Following on from BREEAM, DivercityMag takes a look at the WELL construction standard. The two certifications are in fact complementary: the first concentrates more on the sustainability of buildings while the second considers the health and well-being of the occupants of a building.
The worldwide WELL Building Standard, created by the WELL Building Institute, is based on several criteria that contribute to the health of the occupants of a building: air, water, food, light, physical activity, thermal comfort, noise, materials, spirit, society as a whole.
A few relevant examples:
- Encouraging the use of stairs rather than installing a lift in the entrance of a building
- Promoting consumption of healthy, tasty foods at the canteen
- Making a rest area available to everyone
- Imagining airy, bright, open spaces that foster communication, calm and well-being.

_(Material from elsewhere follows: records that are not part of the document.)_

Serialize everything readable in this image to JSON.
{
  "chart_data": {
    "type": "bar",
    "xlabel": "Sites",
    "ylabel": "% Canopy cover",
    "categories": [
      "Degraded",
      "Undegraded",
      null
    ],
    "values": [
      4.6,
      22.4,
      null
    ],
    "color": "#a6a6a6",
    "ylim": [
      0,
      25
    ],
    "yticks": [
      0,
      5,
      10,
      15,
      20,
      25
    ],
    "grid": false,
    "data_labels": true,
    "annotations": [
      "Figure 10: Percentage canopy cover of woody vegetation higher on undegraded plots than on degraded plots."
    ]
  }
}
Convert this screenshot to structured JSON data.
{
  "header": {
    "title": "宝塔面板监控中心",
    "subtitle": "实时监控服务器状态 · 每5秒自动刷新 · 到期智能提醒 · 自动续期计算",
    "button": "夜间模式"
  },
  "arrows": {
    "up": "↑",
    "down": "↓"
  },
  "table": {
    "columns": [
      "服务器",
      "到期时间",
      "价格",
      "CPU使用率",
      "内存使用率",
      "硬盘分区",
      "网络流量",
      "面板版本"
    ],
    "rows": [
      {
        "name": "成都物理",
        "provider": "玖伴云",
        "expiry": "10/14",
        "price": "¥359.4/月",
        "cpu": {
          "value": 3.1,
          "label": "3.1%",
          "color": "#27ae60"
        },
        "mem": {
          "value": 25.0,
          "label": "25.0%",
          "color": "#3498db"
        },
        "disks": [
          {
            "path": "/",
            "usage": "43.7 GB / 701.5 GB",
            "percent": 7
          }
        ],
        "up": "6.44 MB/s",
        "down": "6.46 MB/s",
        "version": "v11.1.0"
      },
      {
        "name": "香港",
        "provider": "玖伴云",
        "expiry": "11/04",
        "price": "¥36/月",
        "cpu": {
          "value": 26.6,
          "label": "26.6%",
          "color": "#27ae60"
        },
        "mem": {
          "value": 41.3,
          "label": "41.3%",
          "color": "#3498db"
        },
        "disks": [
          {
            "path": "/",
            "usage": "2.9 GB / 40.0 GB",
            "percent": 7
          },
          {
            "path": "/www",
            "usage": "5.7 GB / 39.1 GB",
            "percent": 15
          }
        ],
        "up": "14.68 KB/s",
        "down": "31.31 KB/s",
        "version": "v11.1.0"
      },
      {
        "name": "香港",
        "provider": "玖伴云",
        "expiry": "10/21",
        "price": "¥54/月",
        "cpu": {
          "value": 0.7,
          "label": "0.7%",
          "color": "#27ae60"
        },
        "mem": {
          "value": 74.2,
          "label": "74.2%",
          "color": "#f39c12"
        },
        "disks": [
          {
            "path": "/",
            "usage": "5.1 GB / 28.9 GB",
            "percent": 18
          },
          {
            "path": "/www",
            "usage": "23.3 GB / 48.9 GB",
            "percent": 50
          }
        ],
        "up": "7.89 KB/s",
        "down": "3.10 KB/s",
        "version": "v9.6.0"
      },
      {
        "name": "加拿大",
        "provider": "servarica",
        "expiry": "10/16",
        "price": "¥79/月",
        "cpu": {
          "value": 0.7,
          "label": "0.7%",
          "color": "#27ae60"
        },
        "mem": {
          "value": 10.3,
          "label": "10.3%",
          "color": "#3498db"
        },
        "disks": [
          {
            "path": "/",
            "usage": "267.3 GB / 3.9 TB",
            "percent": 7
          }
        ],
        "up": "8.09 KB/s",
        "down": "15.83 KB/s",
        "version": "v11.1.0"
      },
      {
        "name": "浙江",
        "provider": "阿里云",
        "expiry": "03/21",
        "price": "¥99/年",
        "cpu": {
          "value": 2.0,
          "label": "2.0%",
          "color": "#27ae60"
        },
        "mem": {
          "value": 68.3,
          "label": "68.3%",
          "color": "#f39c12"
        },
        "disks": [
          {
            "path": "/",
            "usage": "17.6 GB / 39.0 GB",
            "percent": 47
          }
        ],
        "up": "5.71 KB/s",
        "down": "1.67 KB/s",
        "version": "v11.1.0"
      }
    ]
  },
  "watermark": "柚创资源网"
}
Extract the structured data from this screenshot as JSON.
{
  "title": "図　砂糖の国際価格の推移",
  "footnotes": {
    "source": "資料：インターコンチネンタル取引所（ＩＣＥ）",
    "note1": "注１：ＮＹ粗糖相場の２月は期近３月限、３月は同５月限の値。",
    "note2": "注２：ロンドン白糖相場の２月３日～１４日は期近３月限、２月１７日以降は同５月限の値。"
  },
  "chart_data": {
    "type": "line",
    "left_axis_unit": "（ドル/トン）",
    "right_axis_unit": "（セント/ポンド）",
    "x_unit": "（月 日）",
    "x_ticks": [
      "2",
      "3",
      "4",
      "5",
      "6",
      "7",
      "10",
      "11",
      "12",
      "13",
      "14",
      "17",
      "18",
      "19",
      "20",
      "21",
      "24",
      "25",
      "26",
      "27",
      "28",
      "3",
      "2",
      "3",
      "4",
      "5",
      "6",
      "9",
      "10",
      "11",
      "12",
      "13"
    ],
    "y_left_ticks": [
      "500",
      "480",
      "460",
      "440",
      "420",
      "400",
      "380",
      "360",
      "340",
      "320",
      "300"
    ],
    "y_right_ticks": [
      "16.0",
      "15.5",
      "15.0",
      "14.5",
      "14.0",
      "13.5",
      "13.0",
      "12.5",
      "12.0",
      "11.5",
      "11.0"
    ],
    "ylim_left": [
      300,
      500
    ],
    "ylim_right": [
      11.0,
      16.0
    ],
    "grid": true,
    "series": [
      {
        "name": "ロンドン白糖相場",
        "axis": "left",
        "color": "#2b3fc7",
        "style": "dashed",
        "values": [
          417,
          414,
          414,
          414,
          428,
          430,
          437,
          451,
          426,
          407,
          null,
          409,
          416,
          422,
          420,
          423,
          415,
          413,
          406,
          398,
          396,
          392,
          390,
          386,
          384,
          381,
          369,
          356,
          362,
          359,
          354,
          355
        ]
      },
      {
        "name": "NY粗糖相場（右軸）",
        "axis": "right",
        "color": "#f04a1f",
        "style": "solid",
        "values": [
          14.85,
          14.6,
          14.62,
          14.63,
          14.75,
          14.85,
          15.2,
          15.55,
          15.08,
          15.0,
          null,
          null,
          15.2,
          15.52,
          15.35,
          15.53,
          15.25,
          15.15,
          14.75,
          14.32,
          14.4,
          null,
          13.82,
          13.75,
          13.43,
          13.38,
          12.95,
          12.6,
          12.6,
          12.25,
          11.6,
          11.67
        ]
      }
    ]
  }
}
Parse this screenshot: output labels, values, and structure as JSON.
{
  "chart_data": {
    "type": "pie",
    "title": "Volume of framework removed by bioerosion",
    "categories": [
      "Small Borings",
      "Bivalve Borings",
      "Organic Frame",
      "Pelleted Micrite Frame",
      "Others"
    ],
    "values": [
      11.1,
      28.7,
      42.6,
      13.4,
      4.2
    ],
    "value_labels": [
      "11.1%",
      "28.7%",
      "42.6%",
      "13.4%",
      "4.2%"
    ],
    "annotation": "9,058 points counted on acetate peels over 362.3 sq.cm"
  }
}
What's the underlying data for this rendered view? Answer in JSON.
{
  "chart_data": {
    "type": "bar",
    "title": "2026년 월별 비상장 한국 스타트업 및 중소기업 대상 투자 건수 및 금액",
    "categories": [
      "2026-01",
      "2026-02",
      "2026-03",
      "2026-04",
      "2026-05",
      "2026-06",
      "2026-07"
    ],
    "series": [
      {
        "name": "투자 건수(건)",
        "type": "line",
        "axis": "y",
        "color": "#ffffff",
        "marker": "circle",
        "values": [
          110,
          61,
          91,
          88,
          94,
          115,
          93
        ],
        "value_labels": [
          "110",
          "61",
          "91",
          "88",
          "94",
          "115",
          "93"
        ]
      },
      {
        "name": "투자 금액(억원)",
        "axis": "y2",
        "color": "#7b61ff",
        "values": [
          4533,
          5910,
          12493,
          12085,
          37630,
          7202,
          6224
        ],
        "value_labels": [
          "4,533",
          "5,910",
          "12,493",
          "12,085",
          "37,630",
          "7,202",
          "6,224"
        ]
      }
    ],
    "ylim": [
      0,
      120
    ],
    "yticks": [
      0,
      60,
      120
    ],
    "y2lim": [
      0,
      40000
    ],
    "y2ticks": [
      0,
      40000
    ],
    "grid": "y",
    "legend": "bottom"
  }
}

And therefore, inevitably, professional performance.
Recently, following the worldwide health crisis, a covid-safe label has been added to the WELL standard: WELL health safety seal.
BREEAM vs WELL
The BREEAM concerns the building which is certified upon delivery. In the case of WELL, the criteria mentioned above largely depend on the occupants: it is difficult for a property developer to guarantee that a bowl of fresh fruit will be offered to the occupants every week! The constructor will therefore prepare the building for core and shell certification (core and shell). Consequently, it is up to the occupants to aim for the final WELL certification that comprises three levels: Silver, Gold and Platinum. The level may even change over the course of the life of the building.
It is a collaborative standard that requires input from both the developer and the occupant for it to be obtained. It is worth noting that there is nothing mandatory in the WELL standard, but it is on a voluntary basis. However, it is undeniable that a WELL pre-certification provides added value (both financial and human) to a real estateproject.